投稿: 910 | 2013年10月 8日 (火) 06時49分
910さん,続けてこんばんは。こちらもTBありがとうございます。910さんのところにアップされているジャケとちょっと違いますね。なんでですかね?
このバンド,Eubanksが硬派を維持していたのが勝因のひとつでしょう。それにしても,高齢者がこんな音楽をやっていて,大丈夫なんでしょうかなんて余計な世話を焼きたくなりました(爆)。
投稿: 中年音楽狂 | 2013年10月 9日 (水) 22時28分
これは、教えていただいて速攻音源を聴いて以来、本当に待ち望んだアルバムでした。
Dave Hollandの、これまでと違う編成という興味もさることながら、これほど"ハイブラウでスリリング"な演奏を聴かせてくれるとは!!と狂喜しております。
個人的には、Eric Harlandのドラムと、Kevin Eubanksのギターで、ヤられてる度が高いです。
TBありがとうございます。

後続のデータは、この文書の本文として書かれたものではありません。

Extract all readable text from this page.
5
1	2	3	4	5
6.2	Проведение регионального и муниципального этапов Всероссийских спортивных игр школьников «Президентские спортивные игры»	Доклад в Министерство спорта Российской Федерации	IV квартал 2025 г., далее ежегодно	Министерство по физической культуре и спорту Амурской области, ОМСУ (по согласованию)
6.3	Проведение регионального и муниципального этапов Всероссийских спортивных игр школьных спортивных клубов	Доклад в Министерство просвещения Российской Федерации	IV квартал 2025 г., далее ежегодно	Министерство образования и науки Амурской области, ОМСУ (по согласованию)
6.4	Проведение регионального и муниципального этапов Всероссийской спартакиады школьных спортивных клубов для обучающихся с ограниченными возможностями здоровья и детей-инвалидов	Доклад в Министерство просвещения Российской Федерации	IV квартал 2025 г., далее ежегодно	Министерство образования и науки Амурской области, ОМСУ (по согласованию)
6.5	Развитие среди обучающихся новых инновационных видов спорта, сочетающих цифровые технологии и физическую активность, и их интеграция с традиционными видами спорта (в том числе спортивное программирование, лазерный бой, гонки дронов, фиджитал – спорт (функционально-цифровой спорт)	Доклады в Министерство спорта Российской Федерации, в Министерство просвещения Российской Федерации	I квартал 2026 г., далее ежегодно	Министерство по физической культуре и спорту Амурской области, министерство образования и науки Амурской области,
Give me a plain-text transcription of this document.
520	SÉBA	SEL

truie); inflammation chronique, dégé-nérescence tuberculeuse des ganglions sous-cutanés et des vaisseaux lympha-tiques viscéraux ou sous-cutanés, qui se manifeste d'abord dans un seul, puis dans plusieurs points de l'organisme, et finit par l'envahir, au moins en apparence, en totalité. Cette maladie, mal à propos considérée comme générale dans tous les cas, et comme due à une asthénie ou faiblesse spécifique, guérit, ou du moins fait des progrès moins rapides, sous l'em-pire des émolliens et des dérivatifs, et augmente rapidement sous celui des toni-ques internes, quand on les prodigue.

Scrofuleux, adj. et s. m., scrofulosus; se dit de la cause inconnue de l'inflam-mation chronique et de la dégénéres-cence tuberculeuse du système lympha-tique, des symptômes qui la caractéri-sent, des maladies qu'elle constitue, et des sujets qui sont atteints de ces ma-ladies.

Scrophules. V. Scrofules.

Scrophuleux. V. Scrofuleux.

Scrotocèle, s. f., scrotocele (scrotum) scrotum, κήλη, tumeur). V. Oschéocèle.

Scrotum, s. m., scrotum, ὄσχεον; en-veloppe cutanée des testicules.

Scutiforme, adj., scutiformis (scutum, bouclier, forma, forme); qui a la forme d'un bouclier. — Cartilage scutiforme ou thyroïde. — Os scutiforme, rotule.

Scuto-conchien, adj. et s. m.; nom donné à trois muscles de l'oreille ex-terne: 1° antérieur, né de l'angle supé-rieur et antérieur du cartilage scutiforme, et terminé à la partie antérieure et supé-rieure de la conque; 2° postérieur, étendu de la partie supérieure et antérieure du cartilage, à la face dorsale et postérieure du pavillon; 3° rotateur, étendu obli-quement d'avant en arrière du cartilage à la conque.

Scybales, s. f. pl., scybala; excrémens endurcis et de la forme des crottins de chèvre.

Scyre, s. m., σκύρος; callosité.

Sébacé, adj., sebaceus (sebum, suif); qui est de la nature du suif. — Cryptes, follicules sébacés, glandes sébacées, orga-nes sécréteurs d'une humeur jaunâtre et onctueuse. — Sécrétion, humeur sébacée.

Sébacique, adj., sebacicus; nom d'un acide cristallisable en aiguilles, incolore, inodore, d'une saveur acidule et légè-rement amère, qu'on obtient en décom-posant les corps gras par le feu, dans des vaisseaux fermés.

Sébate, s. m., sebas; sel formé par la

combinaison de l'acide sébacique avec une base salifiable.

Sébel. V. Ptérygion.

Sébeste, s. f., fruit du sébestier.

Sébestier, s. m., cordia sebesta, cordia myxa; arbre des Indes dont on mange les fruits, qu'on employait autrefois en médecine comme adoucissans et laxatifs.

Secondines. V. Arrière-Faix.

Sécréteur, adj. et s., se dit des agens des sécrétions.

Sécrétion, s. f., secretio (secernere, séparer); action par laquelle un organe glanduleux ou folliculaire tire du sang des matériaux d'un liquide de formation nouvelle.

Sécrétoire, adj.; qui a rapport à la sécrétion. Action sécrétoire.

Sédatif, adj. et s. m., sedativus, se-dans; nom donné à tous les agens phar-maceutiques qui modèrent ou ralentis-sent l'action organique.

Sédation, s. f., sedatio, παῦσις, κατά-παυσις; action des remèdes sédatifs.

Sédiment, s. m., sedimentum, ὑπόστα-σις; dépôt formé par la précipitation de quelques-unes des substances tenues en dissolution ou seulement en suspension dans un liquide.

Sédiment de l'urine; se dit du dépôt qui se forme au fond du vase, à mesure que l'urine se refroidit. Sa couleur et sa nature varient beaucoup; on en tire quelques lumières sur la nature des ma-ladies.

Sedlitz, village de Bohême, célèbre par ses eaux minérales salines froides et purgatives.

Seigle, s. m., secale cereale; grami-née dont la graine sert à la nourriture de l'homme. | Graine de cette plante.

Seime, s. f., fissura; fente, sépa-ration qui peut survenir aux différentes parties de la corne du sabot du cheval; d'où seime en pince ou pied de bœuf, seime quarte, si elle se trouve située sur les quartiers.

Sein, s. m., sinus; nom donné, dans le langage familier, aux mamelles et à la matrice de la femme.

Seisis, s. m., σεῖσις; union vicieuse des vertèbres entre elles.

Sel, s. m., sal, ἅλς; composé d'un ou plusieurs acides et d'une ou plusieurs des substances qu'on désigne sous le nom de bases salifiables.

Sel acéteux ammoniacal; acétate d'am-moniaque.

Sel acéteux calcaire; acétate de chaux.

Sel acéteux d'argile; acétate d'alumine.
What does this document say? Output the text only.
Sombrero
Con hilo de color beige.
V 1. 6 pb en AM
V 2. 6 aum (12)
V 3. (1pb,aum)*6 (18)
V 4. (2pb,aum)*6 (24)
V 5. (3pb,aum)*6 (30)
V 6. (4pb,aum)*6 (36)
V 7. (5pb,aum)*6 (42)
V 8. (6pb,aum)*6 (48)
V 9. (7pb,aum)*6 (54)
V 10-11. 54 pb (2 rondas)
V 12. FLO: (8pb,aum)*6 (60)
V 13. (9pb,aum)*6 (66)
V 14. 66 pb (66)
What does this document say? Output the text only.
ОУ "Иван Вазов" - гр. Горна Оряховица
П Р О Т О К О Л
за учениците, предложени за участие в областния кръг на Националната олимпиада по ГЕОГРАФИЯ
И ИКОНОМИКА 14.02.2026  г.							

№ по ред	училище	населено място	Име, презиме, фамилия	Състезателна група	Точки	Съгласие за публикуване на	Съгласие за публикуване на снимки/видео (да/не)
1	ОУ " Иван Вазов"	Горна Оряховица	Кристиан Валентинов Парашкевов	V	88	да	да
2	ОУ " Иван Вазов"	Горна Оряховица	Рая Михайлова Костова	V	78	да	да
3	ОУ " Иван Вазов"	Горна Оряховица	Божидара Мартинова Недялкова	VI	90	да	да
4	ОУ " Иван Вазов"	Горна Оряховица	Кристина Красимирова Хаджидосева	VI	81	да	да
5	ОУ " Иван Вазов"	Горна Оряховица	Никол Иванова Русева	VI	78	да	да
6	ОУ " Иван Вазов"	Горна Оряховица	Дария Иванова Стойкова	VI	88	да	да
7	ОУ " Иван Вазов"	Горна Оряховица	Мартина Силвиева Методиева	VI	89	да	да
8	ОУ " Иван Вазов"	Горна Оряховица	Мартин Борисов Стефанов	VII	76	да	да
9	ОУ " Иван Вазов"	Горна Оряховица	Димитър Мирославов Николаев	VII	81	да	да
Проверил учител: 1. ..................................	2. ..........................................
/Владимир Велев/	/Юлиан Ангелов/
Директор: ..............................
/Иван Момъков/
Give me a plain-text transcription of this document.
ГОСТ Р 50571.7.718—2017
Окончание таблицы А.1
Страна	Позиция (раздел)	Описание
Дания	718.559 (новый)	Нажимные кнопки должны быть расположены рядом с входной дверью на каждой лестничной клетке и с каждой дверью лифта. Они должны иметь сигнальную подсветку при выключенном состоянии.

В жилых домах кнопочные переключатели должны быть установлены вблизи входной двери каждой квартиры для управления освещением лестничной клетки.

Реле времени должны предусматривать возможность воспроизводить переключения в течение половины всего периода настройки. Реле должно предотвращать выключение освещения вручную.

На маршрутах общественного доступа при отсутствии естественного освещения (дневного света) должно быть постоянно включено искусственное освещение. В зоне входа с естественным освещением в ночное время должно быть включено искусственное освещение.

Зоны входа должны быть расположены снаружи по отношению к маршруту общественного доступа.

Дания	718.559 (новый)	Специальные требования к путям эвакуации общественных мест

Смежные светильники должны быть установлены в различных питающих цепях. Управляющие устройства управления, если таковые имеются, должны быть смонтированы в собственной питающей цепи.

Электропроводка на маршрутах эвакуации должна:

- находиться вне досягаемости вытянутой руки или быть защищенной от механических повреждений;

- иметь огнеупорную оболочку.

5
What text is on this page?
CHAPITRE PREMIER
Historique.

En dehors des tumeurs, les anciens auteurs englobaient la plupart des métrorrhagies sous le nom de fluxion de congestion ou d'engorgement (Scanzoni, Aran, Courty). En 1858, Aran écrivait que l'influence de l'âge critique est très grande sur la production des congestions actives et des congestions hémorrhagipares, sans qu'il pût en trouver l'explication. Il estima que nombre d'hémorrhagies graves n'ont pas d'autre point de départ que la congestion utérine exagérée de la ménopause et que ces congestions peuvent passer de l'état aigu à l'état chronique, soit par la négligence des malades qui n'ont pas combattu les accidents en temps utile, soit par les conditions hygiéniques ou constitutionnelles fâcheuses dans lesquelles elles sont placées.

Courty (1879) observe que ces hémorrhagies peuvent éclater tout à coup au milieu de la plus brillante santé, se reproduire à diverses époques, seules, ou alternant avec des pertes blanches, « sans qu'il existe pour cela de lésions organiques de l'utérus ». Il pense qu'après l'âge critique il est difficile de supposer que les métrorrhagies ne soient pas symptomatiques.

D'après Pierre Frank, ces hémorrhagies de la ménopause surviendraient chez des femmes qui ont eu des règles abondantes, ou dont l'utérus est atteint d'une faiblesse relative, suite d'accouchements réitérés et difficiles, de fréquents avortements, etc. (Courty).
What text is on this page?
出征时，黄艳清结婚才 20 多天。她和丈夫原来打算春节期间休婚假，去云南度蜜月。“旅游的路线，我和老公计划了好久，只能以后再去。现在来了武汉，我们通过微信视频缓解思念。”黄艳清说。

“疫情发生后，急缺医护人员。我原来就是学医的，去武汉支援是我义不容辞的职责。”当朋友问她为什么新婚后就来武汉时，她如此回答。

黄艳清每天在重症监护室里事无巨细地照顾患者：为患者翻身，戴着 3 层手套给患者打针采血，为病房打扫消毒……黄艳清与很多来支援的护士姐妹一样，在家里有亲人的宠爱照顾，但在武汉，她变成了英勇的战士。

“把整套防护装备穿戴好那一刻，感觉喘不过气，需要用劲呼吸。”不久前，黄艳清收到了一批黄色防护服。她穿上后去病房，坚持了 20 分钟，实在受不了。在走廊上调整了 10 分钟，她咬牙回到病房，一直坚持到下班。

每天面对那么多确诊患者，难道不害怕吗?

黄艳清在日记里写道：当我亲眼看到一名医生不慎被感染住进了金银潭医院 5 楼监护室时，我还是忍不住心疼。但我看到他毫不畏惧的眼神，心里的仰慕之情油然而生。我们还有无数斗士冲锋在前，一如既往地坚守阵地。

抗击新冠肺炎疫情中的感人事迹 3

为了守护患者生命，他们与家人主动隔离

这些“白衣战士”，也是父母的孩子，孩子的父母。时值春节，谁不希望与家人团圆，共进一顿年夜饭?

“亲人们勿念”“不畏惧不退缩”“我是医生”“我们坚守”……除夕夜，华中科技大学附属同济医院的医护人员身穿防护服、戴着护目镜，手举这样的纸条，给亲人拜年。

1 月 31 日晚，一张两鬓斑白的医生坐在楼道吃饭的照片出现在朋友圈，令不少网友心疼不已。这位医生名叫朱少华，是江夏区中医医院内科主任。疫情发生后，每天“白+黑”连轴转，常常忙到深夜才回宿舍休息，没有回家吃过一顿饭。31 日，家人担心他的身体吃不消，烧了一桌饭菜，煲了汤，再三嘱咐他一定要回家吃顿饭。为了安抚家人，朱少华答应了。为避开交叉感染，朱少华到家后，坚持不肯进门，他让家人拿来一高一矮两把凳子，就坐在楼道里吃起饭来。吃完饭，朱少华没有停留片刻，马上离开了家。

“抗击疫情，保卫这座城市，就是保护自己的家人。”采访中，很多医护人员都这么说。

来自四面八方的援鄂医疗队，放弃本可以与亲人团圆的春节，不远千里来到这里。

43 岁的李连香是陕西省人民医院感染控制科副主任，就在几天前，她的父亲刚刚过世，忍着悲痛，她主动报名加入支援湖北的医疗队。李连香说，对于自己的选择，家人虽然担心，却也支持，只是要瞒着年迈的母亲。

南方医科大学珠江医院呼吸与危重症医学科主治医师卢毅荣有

逆TBさせていただきます。
投稿: oza。 | 2013年11月24日 (日) 08時12分
oza。さん,こんばんは。TBありがとうございます。
このアルバムを聞いていると,Dave Hollandという人には「老成」という概念はないように思えます。とことん尖った線を追求する人ですよねぇ。このアルバムはハイブラウでありながら,決して聞きにくいわけではなく,多くの人に対する訴求力を持つように感じます。大したものです。是非今バンドで来日して欲しいものです。